How Video Traffic Growth Is Reshaping Core & Edge Routing

The video traffic, which is expected to be 82 percent of the total traffic on the internet by 2025, is fundamentally transforming core and edge router designs to manage unprecedented bandwidth requirements of streaming, live events and short form content. This explosion, caused by 78 percent of the population viewing videos on a weekly and 55 percent daily basis, requires routers with the capacity to support terabit levels of throughput, low latency processing and intelligent traffic management of both aggregation points and distributed edges. Legacy design Network operators need to transform into AI-optimal fabrics that emphasize video optimization to deliver seamlessly.​

Explosive Video Traffic Statistics

Video consumption across the world has gone through the roof with short format videos on the apps such as Tik Tok recording a 75 percent growth in consumption and mobile contributing more than 75 percent of the views.

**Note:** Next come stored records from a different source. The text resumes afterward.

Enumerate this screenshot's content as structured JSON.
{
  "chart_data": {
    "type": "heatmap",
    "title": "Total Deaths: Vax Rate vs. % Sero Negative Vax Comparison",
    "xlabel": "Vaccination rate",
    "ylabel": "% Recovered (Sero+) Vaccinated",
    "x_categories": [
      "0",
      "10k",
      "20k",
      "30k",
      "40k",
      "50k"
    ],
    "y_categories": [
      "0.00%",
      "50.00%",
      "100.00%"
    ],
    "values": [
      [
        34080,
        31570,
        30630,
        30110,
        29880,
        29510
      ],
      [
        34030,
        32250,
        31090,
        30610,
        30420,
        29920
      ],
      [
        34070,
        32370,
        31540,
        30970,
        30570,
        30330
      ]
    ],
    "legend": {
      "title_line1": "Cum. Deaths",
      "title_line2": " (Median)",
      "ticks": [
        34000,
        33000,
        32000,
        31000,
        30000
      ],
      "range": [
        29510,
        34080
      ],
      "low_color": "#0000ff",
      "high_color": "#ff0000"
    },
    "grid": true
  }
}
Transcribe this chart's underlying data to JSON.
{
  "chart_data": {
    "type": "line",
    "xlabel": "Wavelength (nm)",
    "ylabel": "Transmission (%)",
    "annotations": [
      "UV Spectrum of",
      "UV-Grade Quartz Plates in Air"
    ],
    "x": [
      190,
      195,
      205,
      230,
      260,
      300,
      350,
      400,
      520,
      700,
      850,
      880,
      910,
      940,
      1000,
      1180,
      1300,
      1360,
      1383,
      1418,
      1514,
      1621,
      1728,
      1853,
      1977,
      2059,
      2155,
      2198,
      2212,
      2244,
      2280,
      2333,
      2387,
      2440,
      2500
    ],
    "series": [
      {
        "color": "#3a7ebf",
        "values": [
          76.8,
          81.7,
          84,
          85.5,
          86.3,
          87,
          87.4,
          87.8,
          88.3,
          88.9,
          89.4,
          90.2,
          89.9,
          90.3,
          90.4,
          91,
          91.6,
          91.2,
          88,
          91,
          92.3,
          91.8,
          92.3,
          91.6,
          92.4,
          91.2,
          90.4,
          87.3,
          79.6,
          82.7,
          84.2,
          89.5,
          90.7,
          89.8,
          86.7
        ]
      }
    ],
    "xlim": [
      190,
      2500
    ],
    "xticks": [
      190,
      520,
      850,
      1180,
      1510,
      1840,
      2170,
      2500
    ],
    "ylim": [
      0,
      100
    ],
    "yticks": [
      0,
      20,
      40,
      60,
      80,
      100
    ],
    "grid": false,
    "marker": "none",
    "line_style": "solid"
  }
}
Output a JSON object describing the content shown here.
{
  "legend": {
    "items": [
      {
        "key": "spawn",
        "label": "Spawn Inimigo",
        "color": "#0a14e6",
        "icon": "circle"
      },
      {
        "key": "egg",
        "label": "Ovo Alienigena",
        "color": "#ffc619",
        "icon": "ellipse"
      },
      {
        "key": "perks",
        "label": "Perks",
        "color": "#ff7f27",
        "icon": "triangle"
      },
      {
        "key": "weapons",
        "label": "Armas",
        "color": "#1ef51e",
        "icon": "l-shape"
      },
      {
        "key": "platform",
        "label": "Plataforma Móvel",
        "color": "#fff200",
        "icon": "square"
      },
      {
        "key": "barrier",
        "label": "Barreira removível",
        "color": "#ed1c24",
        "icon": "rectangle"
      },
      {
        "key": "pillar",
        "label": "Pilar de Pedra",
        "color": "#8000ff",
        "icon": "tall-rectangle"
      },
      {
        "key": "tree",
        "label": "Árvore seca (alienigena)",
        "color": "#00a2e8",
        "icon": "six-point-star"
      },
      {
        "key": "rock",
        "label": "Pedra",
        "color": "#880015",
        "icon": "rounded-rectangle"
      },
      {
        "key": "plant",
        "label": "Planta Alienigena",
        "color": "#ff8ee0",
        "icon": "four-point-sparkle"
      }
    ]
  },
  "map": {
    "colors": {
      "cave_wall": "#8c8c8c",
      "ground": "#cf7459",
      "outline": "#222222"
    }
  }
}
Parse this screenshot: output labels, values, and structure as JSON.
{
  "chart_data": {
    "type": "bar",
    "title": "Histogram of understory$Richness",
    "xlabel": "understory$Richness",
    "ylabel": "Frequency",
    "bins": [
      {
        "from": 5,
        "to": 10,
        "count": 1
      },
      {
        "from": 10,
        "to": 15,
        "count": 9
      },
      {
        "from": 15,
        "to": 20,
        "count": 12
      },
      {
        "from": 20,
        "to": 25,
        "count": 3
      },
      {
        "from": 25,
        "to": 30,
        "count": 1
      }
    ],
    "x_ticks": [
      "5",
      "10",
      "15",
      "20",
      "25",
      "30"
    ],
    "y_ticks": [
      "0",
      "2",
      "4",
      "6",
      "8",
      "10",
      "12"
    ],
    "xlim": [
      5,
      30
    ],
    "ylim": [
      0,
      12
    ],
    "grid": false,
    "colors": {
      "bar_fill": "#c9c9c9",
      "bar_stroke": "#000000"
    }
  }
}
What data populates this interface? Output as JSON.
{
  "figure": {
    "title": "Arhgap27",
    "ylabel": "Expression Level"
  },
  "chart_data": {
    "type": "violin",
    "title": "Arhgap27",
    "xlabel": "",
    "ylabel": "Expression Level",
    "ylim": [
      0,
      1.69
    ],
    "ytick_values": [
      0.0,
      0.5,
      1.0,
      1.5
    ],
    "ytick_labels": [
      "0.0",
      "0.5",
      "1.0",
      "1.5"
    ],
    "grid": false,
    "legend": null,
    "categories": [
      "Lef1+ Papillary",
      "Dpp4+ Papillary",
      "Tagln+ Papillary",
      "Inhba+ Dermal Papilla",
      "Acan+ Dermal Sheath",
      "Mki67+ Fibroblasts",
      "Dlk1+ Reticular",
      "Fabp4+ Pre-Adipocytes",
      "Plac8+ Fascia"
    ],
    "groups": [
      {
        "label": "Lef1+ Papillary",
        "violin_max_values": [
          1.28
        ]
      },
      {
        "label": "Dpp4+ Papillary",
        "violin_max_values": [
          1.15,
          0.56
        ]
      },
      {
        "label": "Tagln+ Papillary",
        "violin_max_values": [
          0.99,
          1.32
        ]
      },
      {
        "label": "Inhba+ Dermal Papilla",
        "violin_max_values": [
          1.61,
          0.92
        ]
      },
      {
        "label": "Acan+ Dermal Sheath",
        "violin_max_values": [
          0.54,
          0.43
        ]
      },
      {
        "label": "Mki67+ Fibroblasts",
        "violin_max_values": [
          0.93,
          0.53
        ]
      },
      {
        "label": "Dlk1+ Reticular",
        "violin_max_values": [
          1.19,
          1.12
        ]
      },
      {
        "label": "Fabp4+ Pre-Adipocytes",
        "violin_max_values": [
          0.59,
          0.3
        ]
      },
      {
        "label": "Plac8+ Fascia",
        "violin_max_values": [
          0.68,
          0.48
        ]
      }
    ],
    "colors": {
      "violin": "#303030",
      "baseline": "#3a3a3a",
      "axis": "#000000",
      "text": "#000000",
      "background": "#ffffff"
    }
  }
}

In 2025, digital video advertisement spending reaches two hundred and seventy-five billion dollars, and livestream sales will be half a trillion, increasing the east-west traffic load in data centers and north-south traffic to the end-users. Music videos dominate weekly reach on almost half of internet users, highlighting the importance of routers to handle bursty and asymmetric trends without overload.​

Core Routing Transformations

The 400G/800G ports and EVPN fabrics needed on core routers to support hyperscaler-induced video floods are now 400G/800G devices that can do backbone aggregation. The unpredictable bit rates of video required deep packet inspection and QoS priority, and telemetry pre-empting peaks with AI-based predictions of live sports or viral videos. Some of the vendors such as Cisco and Juniper use segment routing to efficiently replicate multicasts with half the replication overhead in video-intensive spines and dynamically allocate bandwidth in SDN controllers to avoid core meltdowns.​

Edge Routing Innovations

Further towards the users in 5G RANs and CDNs, routers become video-aware with peering optimization and HTTP/3 acceleration. Mobile video can be enhanced by 30 percent through 5G, which requires low-latency edge nodes using containerized routing of AR/VR video streams. To throttle non-essential traffic and deliver 4K/8K with less than 10ms latency, Arista and Nokia are the first to use AI anomaly detection, whereas edge caching reduces core backhaul by 40 percent through predictive prefetching.​

Technological Adaptations Required

Routers have PAM4 optics, silicon photonics, and video transcoding at line rate using eBPF programmability. Network Function Virtualization (NFV) moves the stateful inspection to the user-space, allowing elastic scaling to peak events such as global esports. Security mitigates video bot-enhanced DDoS attacks, and streams are segmented with zero trust.​

Vendor Strategies and Future Outlook

Cisco Nexus and Juniper PTX series are the leaders of core with video telemetry suites, with edge leaders such as Ericsson optimizing to MEC. Difficulties can be spikes in power used during video encoding and IPv6 depletion, which are solved through EVPNv3 and SRv6. Terabit-routers based on quantum-safe encryption will maintain 90 percent video saturation by 2026.

The dominance of video traffic requires a routing renaissance core to scale, edge to immediacy and push the networks into intent-based automation. Video-based design-focused operators become resilient in a streaming-based age.